Над немного оплывшим уже от прошедших дождей песчаным холмиком сейчас стояли двое - не-человечески красивый парень с длинными черными волосами и заплетенной в косичку у виска белой прядью и девушка лет двадцати, почему-то совершенно не с траурными лицами, как подобает этому месту, а со счастливыми улыбками.
На деревянном кресте (покуда могила не осела для того, чтобы можно было устанавливать постоянное надгробие), была выведена красивая надпись с двумя датами - рождения и смерти (наступившей сорок дней назад). Фамилию сейчас не было видно из-за траурной ленты, свесившейся с новых венков, принесенных взамен тех, первых, 'от безутешно скорбящих детей и внуков', только имя и отчество 'Анна Константиновна'.

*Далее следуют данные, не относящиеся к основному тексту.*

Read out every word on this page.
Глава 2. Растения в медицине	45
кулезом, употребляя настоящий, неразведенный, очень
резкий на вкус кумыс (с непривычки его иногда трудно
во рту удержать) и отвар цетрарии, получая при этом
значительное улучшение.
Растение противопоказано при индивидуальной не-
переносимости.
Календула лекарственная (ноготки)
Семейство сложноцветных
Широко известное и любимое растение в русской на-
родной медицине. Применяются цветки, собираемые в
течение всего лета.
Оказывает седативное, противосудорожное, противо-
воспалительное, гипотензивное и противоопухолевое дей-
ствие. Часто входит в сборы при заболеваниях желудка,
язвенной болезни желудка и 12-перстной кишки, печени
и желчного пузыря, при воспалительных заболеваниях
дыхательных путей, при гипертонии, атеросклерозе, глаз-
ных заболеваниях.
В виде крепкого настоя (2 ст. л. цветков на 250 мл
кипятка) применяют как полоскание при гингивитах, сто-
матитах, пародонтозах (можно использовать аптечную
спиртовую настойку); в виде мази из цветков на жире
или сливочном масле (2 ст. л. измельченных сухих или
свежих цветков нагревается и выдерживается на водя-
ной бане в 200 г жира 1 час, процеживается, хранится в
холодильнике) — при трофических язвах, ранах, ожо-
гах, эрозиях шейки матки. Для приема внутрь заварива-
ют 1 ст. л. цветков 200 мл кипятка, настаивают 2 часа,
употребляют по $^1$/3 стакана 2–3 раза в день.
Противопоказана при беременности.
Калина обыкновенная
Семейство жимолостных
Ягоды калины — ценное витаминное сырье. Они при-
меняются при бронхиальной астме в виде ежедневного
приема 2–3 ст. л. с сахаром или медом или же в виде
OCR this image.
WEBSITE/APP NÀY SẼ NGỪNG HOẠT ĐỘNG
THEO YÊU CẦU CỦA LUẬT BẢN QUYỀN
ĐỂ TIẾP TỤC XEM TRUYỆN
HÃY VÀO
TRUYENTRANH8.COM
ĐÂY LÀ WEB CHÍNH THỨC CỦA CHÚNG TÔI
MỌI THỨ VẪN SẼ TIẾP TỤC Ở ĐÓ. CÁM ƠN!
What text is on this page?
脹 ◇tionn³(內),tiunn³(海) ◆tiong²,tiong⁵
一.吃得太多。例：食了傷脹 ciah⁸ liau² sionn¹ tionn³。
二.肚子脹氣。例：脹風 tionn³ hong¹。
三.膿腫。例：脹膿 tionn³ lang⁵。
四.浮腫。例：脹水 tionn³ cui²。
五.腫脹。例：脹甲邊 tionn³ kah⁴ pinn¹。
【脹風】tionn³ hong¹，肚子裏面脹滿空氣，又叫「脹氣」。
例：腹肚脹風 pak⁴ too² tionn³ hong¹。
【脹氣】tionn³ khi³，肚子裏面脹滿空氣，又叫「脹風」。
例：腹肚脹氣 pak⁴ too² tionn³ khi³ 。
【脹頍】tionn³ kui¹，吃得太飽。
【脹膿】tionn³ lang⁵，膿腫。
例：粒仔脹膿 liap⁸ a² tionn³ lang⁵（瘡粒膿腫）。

Восемьдесят шесть лет жизни - не так уж мало, хотя в родне у Анны были и долгожители. В этой же оградке были установлены надгробные памятники ее бабушке и маме... Почему она завещала похоронить себя здесь, а не в городе, родне объяснять не пожелала, впрочем, место и впрямь было очень приятное, совершенно не удручающее, а словно заставляющее остановиться, поразмышлять о бренности бытия и обрести какое-то душевное равновесие, согласившись, что у жизни свои, очень верные законы...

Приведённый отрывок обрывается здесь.